Diesen Zustand, nämlich gerechtfertigt und makellos vor dem Herrn zu stehen, kann man sich das ganze Leben lang bewahren, indem man weiterhin im Glauben lebt, umkehrt, wo es nötig ist, und die Taufversprechen immer wieder erneut bekräftigt. Das heißt „bis ans Ende ausharren“. Diejenigen, die bis ans Ende ausharren, fürchten sich nicht davor, gemäß ihren Werken gerichtet zu werden, denn es sind die Werke des Glaubens und der Umkehr und der Taufe mit Wasser und mit dem Geist.
Die ersten Grundsätze zuerst
Hyrum Smiths Worte, die in der Anleitung Verkündet mein Evangelium! festgehalten sind, sind tiefgründig: „Verkünden Sie die ersten Grundsätze des Evangeliums – verkünden Sie sie immer wieder. Dann werden Sie feststellen, dass Ihnen Tag für Tag neue Gedanken und weiteres Licht in Bezug darauf offenbart werden. Sie können Ihr Verständnis von diesen Grundsätzen erweitern, bis Sie sie voll und ganz erfassen. Dann können Sie sie Ihren Zuhörern auf eine Weise nahebringen, dass sie besser verstanden werden.“3
Hier erklärt Hyrum Smith, der Patriarch, dass man diese ersten Grundsätze, das Kernstück des Evangeliums, nicht vollständig erfassen kann, wenn man sich nur einmal damit beschäftigt.

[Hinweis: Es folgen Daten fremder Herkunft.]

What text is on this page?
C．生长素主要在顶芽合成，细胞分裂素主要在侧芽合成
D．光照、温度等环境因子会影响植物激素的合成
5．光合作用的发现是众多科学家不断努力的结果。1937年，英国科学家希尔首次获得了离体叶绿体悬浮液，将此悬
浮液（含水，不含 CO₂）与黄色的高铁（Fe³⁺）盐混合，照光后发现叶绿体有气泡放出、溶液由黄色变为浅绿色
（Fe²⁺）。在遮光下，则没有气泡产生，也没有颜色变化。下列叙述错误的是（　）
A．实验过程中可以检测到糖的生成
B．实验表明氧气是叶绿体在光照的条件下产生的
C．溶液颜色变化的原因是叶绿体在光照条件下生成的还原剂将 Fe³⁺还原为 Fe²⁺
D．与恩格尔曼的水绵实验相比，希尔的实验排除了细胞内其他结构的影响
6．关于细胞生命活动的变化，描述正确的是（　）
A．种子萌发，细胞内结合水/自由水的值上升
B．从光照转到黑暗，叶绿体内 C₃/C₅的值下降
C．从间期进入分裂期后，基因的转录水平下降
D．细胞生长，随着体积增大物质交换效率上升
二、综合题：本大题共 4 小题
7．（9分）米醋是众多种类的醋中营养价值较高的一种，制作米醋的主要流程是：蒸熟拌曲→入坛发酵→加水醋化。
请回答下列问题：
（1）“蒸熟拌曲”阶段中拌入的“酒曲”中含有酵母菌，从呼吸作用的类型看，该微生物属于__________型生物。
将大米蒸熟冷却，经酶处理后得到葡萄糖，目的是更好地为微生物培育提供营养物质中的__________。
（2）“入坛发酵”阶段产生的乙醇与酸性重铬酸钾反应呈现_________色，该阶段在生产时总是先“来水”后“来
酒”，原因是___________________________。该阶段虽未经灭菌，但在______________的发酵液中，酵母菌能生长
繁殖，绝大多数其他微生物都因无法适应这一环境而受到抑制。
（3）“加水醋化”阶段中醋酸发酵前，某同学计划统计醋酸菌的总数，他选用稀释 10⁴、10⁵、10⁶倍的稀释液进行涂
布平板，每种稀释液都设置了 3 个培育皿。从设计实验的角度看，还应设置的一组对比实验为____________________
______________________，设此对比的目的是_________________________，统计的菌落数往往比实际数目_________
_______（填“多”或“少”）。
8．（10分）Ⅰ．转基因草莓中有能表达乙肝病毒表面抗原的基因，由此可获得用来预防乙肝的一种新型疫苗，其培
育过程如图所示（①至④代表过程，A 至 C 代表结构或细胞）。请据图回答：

Mehr Licht und ein tieferes Verständnis empfängt man im Laufe der Zeit durch zahlreiche Erlebnisse mit Offenbarung.
Wenn Mitglieder Zeugnis geben und die Vollzeitmissionare bitten, ihnen beim Verkünden des Evangeliums zu helfen, sollten wir uns auch vor Augen halten, dass ein tieferes Verständnis vom Evangelium nicht nur vom Schriftstudium allein herrührt, sondern auch dadurch zustande kommt, dass wir mithelfen, das Evangelium zu verkünden. Wenn wir uns in die heiligen Schriften vertiefen, uns vorbereiten und Evangeliumsgrundsätze durch den Geist lehren, werden wir imstande sein, „sie [unseren] Zuhörern auf eine Weise nahe[zu]bringen, dass sie besser verstanden werden“, und der Geist wird uns anleiten und allen Beteiligten – Mitgliedern, Missionaren und Freunden der Kirche – Zeugnis geben.
Das Warum, das Was und das Wie
Das Warum, das Was und das Wie der Missionsarbeit werden nirgends überzeugender dargelegt als im Buch Mormon. Es enthält viele Beispiele von Missionaren, die ihr Ziel kannten und darauf hinarbeiteten, es zu verwirklichen. Es enthält von allen heiligen Schriften die klarsten Erläuterungen der grundlegenden Lehren, die wir verkünden sollen. Es bringt einen Geist mit sich, der zur Bekehrung führt und ebendiese grundlegenden Lehren bezeugt. Es bekehrt jeden, der es liest und mit aufrichtigem Herzen und wirklichem Vorsatz deswegen betet (siehe Moroni 10:3-5).
Das Buch Mormon verkündet den wahren Jesus Christus, nämlich den Sohn Gottes, den heiligen Messias. Es führt zum Glauben an ihn. Es bringt Menschen zu Christus. Wir sind seinen Verfassern und dem Propheten Joseph Smith, der es durch die Gabe und Macht Gottes übersetzt hat, auf ewig zu Dank verpflichtet.
Ich gebe Zeugnis, dass ebenso, wie der Herr lebt, das Buch Mormon wahr ist. Sein Zeugnis von Jesus Christus ist wahr. Sein Übersetzer, Joseph Smith, ist der große Prophet der Wiederherstellung. Lernen Sie aus dem Buch Mormon, vertiefen Sie sich darein, lehren Sie daraus, schätzen Sie es und handeln Sie danach, dann erfahren Sie, warum wir das Evangelium verkünden und dass es unser Vorzug und unsere Pflicht ist, andere einzuladen und ihnen zu helfen, zu Christus zu kommen.